1811 Half-Mourning Dress, French. Black dress, high white neck ruffle, black hat with white trim and white shoes. Jane Austen and her family would have worn this type of outfit when mourning a relative or friend. However, as black dresses, black tunics, and black lace shawls were popular throughout the Regency years, it is often hard to decide what was definitely made for mourning and what was simply fashionable wear. Fashion Plate via Journal des Dames et des Modes, or Costume Parisien.

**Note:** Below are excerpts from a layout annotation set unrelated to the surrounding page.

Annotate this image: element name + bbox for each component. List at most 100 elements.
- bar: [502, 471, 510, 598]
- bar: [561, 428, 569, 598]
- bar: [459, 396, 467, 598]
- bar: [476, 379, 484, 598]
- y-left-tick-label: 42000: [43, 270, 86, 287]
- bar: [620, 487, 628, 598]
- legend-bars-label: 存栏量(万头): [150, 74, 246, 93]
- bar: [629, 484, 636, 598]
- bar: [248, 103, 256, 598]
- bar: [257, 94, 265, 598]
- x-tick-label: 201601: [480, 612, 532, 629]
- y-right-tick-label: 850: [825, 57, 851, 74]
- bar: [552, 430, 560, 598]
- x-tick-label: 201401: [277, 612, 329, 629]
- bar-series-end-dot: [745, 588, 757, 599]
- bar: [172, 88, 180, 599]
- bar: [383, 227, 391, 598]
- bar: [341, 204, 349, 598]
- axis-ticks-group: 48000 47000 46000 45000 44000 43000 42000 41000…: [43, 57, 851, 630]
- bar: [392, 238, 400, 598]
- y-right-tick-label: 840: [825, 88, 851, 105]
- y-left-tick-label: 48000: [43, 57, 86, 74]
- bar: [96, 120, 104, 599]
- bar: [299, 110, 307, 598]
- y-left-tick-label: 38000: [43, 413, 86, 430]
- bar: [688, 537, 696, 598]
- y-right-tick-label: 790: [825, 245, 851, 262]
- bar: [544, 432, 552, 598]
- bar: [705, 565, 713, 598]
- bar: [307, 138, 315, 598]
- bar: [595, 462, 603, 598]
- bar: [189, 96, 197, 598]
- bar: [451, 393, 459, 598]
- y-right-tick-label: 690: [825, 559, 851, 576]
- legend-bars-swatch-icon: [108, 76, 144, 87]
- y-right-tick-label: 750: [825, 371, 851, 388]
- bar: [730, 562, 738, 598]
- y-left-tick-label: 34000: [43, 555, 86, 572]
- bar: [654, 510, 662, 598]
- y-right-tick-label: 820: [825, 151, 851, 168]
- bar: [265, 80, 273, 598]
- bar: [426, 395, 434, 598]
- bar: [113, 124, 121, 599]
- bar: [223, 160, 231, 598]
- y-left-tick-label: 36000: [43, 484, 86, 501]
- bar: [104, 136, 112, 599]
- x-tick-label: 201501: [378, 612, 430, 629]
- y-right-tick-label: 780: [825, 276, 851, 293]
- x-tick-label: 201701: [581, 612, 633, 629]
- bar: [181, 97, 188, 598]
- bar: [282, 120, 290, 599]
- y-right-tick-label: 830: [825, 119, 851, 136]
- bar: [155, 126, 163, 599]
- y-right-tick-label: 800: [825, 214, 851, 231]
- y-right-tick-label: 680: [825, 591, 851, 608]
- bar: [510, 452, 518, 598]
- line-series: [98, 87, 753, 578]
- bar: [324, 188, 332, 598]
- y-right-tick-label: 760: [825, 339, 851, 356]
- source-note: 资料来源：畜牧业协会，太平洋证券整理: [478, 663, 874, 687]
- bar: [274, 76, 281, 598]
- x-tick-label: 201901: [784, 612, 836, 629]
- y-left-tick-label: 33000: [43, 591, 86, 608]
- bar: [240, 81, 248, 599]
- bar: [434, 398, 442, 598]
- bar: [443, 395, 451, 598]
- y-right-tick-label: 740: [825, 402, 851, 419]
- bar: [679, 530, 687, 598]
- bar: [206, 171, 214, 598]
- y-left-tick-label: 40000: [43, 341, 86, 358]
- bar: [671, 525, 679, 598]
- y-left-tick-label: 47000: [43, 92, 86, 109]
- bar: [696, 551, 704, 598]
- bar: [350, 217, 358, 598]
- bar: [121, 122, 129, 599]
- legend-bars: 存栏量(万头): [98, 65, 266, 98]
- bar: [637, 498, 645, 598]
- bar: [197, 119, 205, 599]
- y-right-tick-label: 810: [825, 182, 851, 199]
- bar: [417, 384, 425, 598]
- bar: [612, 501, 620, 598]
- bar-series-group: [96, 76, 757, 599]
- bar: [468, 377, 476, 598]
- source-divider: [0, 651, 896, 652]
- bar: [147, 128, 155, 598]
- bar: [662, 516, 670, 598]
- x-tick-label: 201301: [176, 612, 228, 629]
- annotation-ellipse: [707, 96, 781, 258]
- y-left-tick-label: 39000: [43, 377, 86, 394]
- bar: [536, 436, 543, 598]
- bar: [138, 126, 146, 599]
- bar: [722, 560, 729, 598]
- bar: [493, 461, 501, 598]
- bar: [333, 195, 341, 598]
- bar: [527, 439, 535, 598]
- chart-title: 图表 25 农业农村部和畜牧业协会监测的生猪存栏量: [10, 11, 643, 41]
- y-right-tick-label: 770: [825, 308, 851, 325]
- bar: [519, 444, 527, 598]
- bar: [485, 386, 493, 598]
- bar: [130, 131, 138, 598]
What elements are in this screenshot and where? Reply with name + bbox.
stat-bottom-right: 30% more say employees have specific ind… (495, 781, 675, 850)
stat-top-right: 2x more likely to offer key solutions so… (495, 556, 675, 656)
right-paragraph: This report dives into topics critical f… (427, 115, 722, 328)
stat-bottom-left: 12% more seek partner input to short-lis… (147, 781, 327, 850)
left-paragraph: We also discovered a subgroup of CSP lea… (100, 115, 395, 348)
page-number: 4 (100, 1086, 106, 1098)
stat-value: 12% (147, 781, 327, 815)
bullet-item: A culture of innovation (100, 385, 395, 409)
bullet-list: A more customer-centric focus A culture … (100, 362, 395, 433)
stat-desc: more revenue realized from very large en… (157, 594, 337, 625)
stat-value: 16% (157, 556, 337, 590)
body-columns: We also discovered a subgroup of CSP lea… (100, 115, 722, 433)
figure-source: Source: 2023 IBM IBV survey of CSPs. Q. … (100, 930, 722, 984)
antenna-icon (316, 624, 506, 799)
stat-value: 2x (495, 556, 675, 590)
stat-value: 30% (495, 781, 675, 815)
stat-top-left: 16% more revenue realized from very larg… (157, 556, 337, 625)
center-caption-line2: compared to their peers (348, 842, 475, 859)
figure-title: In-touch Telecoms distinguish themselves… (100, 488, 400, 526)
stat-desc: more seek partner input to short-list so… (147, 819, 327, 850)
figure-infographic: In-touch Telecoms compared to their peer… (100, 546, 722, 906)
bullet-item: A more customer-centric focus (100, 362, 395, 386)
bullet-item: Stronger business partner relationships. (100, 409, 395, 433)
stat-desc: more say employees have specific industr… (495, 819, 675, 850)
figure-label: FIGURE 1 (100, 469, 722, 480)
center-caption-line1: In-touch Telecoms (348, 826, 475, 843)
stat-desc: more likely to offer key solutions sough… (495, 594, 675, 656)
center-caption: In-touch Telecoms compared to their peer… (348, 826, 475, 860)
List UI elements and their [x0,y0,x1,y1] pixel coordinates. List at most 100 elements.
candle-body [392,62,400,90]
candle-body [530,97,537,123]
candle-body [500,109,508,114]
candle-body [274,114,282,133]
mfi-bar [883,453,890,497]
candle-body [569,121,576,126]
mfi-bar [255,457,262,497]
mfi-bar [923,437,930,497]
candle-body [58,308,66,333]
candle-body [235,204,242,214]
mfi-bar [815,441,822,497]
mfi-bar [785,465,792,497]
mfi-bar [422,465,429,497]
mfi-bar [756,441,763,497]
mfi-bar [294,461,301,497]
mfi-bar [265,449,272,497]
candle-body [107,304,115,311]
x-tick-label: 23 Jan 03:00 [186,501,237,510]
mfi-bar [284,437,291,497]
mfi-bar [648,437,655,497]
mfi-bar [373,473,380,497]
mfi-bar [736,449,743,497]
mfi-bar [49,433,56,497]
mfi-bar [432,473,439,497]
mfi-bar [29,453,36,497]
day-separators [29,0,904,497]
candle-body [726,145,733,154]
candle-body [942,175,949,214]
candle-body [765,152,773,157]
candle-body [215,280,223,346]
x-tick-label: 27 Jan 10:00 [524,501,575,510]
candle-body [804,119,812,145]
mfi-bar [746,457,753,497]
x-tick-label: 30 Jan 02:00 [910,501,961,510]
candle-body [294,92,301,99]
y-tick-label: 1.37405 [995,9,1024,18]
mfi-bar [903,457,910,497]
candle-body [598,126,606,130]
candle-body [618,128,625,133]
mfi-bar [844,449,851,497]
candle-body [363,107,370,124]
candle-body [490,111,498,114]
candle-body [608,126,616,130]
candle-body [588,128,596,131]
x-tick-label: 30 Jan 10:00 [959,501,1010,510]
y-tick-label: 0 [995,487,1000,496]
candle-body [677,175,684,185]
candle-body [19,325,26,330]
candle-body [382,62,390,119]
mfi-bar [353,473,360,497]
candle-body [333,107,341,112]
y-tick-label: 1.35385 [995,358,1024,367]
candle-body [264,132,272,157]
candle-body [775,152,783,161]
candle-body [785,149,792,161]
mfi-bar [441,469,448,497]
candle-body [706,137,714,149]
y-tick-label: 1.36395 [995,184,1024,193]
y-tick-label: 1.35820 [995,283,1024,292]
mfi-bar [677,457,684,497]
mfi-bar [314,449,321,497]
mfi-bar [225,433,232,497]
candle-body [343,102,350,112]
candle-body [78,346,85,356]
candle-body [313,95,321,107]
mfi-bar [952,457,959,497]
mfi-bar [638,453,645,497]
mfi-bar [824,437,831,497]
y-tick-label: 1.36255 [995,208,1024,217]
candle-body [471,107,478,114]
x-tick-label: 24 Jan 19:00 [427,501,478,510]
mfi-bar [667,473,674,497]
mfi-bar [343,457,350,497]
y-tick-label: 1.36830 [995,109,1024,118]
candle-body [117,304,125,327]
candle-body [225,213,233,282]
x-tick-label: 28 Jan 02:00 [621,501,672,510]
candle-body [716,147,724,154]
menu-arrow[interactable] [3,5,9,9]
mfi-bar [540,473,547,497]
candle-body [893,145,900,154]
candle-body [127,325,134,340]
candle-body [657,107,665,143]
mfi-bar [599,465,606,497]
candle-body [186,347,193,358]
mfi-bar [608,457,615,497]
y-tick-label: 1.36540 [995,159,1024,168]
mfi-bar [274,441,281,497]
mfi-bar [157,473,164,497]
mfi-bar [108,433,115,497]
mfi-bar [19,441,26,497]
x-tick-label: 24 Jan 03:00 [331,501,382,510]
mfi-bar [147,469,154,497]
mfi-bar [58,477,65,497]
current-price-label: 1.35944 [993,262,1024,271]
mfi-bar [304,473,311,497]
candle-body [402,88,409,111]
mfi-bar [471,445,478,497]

In November, 1810, Princess Amelia, youngest daughter of George III, died. At the end of 1810 full mourning of complete black would have been worn but by the beginning of 1811, half mourning would still have been to respect the loss of a royal family member. Half-mourning allowed touches of silver, grey, mauve and white to be added to a mostly black outfit and would be worn after the period of full mourning was ended, times depending on the relationship to the deceased person. Garments and accessories could either be trimmed with black, jet jewelry worn, black ribbons added, or a layer of black net or gauze added to a dress or hat.
Definition Half or Slight Mourning: Allowed touches of grey and white to be added to full, or deep, mourning ensembles. Some lustre, or shine, was allowed in fabrics and accessories. After a time, mauve or deep purple could also be worn. https://books2read.com/SuziLoveFashion1810-1814
1795-1805 ca. Evening Dress, Spain. Batiste, embroidered with sequins and floral theme. Via Museum Collections in Spain. ceres.mcu.es
The Empire styles at the beginning of the 19th century were made of a soft, lightweight fabric gathered just under the breasts. It featured a low square neckline, and small, short, puffed sleeves with a low shoulder line. Although lawn and batiste were used, muslin was the fabric of choice as it was easy to clean. The thin muslin clung close to the body and emulated styles worn in ancient Greece. Shades of white predominated, with the addition of pale pastel shades worn for day wear.
Definition Batiste: Soft, sheer, cotton or linen fabric in white and delicate colors, used for handkerchiefs, nightwear and neckwear. Probably named for its inventor, Jean Baptiste, of Cambrai.